PJ – Imagine a sua vida sem a escrita, como seria?

MS – Não imagino. Preciso de escrever da mesma forma como preciso do oxigénio para respirar. Não tenho rotinas de escrita. A escrita acontece involuntariamente e, quando acontece, é muito intensa e sentida. Ora doce, ora amarga. Normalmente, e em termos de rotina, reservo uma hora por dia para pôr a minha leitura em dia, geralmente à noite ou de manhã bem cedo. Nesse momento, gosto de mergulhar noutros universos, abstrair-me do mundo e esquecer as obrigações do dia-a-dia.

 

PJ – Apenas numa palavra, pode descrever-se?

MS – Mulher-plural.

 

PJ – Para fechar esta entrevista, o que me diz o seu coração?
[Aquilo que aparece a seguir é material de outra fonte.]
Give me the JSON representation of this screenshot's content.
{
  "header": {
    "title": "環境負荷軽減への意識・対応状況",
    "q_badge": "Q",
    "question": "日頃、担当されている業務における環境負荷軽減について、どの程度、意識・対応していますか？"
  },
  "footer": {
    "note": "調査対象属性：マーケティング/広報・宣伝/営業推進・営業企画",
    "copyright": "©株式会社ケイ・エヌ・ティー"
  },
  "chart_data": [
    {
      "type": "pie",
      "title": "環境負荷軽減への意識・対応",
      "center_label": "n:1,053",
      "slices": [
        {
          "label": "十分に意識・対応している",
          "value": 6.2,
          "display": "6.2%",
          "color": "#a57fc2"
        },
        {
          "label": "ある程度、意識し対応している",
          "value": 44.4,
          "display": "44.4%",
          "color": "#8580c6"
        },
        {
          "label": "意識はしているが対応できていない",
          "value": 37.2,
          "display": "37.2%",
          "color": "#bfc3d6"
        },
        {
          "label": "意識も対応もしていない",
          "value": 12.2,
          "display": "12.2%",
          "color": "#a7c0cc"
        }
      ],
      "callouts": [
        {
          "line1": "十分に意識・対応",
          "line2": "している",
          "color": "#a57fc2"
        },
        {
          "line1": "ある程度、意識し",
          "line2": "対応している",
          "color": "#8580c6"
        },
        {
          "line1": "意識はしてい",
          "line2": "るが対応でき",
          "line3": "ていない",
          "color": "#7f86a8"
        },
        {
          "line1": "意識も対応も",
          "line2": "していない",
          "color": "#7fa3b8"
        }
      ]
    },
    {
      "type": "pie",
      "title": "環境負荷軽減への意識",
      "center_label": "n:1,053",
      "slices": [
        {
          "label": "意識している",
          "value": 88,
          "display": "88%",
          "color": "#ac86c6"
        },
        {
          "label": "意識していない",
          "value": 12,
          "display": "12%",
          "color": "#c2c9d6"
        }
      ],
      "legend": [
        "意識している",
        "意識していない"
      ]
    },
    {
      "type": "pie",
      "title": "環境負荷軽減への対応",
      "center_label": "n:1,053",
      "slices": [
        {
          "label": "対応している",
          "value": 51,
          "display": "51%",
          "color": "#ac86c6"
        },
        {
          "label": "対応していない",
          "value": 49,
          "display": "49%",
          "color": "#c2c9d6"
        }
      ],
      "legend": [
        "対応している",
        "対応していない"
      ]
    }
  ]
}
MS – Este mundo seria tão mais bonito se encorajássemos a empatia e a gentileza. A vida é feita de tantas peças de puzzle. Cabe-nos a nós escolher as que se encaixam harmoniosamente na nossa.

 

PJ – Quero, em meu nome pessoal e em nome da Gazeta da Beira, dizer-lhe que foi uma enorme honra, Margarete Silva! Desejo-lhe a continuação de um excelente trabalho e MUITO OBRIGADA! Peço-lhe que deixe uma mensagem breve a todos os nossos leitores.

MS – Sejam humildes, honestos e genuínos. Mas nunca deixem de vestir a vossa pele e falem sempre a linguagem das pessoas.